Luke the Beloved Physician

Lule the beloved physician sends greetings (Colossians 4:14).

A Gospel is a work of art as well as a work of history. How fitting, therefore, that the Evangelist Luke, whose feast the Church celebrates today, should have been, according to tradition, a painter as well as an historian! 

The historian Luke tels us in the Prologue to his Gospel (Luke 1:1-4) how he decided, after investigating everything accurately anew, to write it down in an orderly sequence. The "everything" that he investigated was the events that have been fulfilled among us, just as those who were eyewitnesses from the beginning and ministers of the word have handed them down to us. Luke displays a genuine historian's sensibility in his approach, but even more so a pre-eminently ecclesial sensibility. The "events" must continue to be told in the community - even after the eyewitnesses from the beginning are gone. Hence the need for a Gospel to function as a perennial eyewitness. And Luke brings his considerable artistry to bear in telling the story for future generations. And not just one story - but two! Luke the historian recounts and Luke the painter portrays not just life and mission of Jesus but the life and mission of his Church, which continues Christ's presence and action in the world. The sequel to Luke's Gospel, The Acts of the Apostles, paints the picture of the providential growth and expansion of the Church - even in the midst of persecution - from a small Jewish sect in Jerusalem to a mixed Jewish and Gentile community based in the major cities of the Roman Empire and putting down roots even in the capital itself, Rome.

In this age of so much spiritual individualism, when that nonsensical neologism "spiritual but not religious" has become so current, we do well to counter that by recalling Luke's parallel portraits of Christ in the Gospel and the Church in Acts - and the man himself who lived the Church-centered life he portrayed. The great missionary Saint Paul, who devoted his life to founding and nurturing local Church communities and their mutual communion with one another, cherished the community of collaborators on whom he relied and depended - among them Luke.
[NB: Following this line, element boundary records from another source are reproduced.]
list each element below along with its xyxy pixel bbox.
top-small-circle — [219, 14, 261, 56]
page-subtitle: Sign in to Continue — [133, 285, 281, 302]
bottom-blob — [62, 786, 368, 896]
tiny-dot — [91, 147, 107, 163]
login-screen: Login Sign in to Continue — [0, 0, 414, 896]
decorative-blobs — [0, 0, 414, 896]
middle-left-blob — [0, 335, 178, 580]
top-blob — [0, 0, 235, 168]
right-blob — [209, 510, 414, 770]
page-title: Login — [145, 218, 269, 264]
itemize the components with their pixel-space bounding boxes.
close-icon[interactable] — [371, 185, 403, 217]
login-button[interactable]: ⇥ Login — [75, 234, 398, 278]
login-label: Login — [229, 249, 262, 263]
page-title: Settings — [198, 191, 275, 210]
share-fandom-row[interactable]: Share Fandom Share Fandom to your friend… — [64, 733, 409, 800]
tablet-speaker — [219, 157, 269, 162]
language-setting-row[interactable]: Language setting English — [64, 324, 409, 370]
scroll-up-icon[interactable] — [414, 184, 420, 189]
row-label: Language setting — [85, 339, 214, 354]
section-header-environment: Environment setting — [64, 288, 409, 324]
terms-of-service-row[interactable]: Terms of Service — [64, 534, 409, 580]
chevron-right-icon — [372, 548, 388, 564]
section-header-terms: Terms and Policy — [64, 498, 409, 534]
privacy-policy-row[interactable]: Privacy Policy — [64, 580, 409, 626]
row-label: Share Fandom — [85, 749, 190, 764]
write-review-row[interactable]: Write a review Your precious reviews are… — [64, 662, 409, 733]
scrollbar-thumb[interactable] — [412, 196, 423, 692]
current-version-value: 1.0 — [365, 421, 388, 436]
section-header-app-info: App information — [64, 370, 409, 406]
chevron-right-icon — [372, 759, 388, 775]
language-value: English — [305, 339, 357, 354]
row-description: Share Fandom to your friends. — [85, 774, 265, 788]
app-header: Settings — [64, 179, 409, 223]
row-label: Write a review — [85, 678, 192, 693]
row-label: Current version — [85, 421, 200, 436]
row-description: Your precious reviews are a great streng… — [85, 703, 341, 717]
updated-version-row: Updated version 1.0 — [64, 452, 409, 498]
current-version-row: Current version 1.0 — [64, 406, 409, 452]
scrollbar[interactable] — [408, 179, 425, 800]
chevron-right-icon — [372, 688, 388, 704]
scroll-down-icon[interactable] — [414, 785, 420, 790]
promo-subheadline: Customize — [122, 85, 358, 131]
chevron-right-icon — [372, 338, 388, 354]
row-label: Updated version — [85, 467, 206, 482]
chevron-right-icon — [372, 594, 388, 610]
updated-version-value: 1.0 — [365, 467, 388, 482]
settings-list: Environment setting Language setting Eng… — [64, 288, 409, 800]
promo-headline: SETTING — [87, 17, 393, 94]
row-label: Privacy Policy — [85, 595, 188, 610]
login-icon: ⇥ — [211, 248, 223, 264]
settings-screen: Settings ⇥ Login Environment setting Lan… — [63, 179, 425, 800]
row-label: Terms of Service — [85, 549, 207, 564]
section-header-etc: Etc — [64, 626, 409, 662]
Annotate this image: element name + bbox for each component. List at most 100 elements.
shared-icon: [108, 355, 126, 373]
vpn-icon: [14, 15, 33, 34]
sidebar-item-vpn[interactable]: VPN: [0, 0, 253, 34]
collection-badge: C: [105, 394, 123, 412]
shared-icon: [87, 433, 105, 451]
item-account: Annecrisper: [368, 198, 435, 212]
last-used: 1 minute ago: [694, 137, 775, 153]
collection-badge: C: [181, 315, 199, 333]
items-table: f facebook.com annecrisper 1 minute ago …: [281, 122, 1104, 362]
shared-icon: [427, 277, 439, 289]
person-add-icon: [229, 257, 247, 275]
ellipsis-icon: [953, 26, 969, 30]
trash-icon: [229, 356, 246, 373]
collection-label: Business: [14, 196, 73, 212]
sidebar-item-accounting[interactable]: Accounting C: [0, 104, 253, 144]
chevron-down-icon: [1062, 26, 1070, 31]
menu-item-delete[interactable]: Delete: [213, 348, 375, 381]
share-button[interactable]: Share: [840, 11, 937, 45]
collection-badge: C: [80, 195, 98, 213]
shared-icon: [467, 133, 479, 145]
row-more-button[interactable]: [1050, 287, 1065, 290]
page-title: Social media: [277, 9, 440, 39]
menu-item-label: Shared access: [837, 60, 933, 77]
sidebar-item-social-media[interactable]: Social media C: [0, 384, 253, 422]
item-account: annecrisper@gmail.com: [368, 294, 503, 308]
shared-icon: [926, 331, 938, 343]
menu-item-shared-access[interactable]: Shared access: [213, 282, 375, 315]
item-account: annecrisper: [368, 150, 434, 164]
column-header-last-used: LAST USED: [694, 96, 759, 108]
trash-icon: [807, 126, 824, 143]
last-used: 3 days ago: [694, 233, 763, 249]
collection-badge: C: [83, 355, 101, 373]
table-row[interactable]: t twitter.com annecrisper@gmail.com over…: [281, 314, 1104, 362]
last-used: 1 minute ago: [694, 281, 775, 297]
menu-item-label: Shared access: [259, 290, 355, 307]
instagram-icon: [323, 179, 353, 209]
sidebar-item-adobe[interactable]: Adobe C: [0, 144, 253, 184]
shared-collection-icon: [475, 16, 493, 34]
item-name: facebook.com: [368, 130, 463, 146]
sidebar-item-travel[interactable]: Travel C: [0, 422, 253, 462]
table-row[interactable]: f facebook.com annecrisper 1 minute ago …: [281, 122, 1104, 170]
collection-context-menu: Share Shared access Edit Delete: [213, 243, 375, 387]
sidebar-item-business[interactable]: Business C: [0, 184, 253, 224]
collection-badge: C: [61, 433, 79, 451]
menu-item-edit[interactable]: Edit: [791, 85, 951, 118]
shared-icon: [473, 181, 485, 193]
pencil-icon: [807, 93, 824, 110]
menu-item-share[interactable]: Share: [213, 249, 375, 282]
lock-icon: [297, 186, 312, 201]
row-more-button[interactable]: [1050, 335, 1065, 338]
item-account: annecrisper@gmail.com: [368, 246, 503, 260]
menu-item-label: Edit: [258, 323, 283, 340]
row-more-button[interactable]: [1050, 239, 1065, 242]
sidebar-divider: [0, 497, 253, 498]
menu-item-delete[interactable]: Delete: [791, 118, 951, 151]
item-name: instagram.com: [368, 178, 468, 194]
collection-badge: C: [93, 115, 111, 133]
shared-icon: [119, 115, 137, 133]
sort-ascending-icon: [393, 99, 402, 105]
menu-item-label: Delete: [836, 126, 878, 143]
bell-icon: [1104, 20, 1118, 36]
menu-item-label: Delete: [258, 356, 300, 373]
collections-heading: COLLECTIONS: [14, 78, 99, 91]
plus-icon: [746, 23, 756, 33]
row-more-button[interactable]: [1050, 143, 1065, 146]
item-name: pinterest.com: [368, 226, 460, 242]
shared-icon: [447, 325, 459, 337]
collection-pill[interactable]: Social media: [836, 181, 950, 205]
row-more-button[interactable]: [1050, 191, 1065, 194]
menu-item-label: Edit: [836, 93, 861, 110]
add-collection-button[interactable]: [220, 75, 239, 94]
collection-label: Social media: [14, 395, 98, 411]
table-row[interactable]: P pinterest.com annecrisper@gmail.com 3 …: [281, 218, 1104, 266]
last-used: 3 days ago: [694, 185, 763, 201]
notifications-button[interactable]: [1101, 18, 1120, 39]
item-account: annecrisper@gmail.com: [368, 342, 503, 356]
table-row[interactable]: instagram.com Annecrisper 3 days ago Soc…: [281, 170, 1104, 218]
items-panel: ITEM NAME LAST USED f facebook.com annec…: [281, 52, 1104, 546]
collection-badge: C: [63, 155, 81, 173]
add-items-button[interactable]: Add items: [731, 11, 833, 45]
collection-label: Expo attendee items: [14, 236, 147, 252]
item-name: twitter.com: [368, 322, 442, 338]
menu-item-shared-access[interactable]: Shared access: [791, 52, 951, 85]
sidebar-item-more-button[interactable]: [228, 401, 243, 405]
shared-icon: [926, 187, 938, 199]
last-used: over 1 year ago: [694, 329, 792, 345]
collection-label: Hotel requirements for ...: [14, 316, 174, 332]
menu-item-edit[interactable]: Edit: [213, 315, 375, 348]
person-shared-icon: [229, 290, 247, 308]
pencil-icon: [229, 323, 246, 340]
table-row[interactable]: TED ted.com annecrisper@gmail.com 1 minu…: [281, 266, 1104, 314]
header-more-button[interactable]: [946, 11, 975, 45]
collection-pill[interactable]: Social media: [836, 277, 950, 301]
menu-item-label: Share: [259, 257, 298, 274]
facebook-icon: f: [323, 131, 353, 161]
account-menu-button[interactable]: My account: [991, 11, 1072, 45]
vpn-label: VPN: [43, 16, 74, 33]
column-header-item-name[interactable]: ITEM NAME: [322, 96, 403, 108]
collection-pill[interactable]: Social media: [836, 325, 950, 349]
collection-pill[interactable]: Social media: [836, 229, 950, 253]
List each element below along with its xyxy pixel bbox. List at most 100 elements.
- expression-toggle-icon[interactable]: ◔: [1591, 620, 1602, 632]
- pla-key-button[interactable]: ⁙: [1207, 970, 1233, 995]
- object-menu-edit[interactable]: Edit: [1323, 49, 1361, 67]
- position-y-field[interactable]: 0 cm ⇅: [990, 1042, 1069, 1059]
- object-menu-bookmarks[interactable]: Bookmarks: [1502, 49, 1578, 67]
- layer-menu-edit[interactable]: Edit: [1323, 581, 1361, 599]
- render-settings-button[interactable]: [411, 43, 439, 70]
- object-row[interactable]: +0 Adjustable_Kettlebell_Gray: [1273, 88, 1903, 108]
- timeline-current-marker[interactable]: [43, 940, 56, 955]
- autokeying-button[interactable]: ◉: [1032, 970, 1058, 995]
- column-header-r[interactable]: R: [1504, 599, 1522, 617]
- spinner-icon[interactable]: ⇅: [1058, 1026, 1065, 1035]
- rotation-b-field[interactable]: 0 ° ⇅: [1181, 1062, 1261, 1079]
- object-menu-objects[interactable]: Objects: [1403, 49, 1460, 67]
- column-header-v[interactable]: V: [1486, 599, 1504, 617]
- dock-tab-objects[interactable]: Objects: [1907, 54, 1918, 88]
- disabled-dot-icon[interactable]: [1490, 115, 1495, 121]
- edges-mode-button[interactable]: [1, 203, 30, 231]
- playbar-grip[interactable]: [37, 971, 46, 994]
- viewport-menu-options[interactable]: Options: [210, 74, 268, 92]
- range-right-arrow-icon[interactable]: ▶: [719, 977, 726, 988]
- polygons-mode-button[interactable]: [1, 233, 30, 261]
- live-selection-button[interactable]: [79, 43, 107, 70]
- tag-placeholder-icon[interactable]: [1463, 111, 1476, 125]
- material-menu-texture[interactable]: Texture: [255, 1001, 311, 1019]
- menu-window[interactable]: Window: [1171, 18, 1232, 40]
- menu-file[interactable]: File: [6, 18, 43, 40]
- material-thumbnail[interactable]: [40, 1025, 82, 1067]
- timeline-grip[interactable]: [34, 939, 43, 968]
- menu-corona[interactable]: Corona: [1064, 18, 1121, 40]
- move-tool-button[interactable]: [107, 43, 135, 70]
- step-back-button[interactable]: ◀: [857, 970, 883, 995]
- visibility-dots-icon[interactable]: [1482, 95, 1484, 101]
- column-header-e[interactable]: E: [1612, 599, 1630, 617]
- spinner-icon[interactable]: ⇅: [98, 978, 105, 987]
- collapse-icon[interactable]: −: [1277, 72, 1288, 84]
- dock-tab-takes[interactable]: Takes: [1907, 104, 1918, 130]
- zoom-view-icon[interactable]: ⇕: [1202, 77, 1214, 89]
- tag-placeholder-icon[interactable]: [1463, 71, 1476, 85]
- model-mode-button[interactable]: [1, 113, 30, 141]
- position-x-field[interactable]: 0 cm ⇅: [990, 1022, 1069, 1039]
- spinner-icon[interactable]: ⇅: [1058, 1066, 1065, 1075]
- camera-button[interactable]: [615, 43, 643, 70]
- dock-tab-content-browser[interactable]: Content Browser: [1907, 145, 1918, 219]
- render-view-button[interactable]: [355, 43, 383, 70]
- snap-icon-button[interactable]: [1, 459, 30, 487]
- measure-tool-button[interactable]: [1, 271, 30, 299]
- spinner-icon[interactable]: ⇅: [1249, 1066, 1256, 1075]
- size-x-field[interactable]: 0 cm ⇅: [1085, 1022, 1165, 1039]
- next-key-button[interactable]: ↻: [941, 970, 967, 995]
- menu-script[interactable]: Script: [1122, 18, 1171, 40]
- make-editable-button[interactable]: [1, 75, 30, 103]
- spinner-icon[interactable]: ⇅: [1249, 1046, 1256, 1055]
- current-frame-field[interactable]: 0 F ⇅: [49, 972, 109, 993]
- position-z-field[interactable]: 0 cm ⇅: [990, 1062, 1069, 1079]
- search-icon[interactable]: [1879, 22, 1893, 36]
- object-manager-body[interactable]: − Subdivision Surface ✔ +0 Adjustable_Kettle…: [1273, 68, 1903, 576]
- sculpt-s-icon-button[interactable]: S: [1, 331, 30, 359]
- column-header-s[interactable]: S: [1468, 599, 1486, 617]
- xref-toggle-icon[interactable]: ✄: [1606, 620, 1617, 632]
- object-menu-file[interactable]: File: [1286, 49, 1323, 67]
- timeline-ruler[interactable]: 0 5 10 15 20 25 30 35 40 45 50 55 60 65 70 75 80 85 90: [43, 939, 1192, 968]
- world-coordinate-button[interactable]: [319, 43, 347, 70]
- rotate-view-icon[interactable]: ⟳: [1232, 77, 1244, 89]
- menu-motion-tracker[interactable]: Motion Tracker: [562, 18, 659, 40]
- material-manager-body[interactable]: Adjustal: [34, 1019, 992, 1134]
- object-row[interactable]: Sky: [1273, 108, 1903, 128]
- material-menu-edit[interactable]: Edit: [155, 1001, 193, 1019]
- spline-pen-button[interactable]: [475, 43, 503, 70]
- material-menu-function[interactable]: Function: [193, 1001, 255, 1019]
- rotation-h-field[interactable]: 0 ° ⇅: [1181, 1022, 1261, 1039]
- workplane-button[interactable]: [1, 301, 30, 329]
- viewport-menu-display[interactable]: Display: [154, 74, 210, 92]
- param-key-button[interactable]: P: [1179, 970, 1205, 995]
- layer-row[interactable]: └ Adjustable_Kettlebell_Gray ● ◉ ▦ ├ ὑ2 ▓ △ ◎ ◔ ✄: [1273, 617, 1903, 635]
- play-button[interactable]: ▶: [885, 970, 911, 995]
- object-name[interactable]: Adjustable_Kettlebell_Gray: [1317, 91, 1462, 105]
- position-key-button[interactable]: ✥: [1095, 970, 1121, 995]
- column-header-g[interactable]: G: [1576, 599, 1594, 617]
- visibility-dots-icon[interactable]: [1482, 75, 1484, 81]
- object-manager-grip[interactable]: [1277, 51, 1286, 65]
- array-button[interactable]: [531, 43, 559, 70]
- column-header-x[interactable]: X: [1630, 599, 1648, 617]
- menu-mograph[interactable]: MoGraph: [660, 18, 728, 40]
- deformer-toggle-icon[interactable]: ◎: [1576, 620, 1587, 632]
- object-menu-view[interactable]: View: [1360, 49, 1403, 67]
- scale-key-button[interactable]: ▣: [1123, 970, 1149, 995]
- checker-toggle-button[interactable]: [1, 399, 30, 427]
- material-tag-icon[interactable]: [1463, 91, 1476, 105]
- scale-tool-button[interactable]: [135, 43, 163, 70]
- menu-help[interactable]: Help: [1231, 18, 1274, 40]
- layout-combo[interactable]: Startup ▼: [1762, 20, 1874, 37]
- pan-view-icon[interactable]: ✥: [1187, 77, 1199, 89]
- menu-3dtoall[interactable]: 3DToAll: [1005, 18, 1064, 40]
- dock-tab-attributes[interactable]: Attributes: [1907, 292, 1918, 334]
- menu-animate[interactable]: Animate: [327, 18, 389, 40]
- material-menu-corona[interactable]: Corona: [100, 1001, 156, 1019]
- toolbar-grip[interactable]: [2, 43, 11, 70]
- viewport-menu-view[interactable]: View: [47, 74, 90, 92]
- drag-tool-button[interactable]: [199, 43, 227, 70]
It seems that Luke was often with Paul. (In today's reading from Paul's 2nd Letter to Timothy, we get to hear Paul lament that Luke was the only one with him at that juncture!). In his letter to the Colossians, Paul associates Luke's greeting to the faithful with his, calling him "the beloved physician." One supposes that medicine was what we would nowadays call Luke's "day job," when he wasn't writing scripture or otherwise heling foster Church community in the Gentile Roman world! But Paul wasn't just noting Luke's "secular" profession. He called him "the beloved physician." Perhaps Paul himself had used and benefited from Luke's medical expertise. But, above all, Paul seemed to value Luke as a companion.

Because the life of faith is not just an individual career path, but a communal journey together through the world, Paul acutely appreciated his companions - fellow disciples like Luke. And so must we. Like Luke, we depend on our sources for the story we tell the world. Like Paul and Luke together, and like the Spirit-filled communities of faith Luke portrayed, we all depend on one another. 

We are our most "spiritual" when we are together.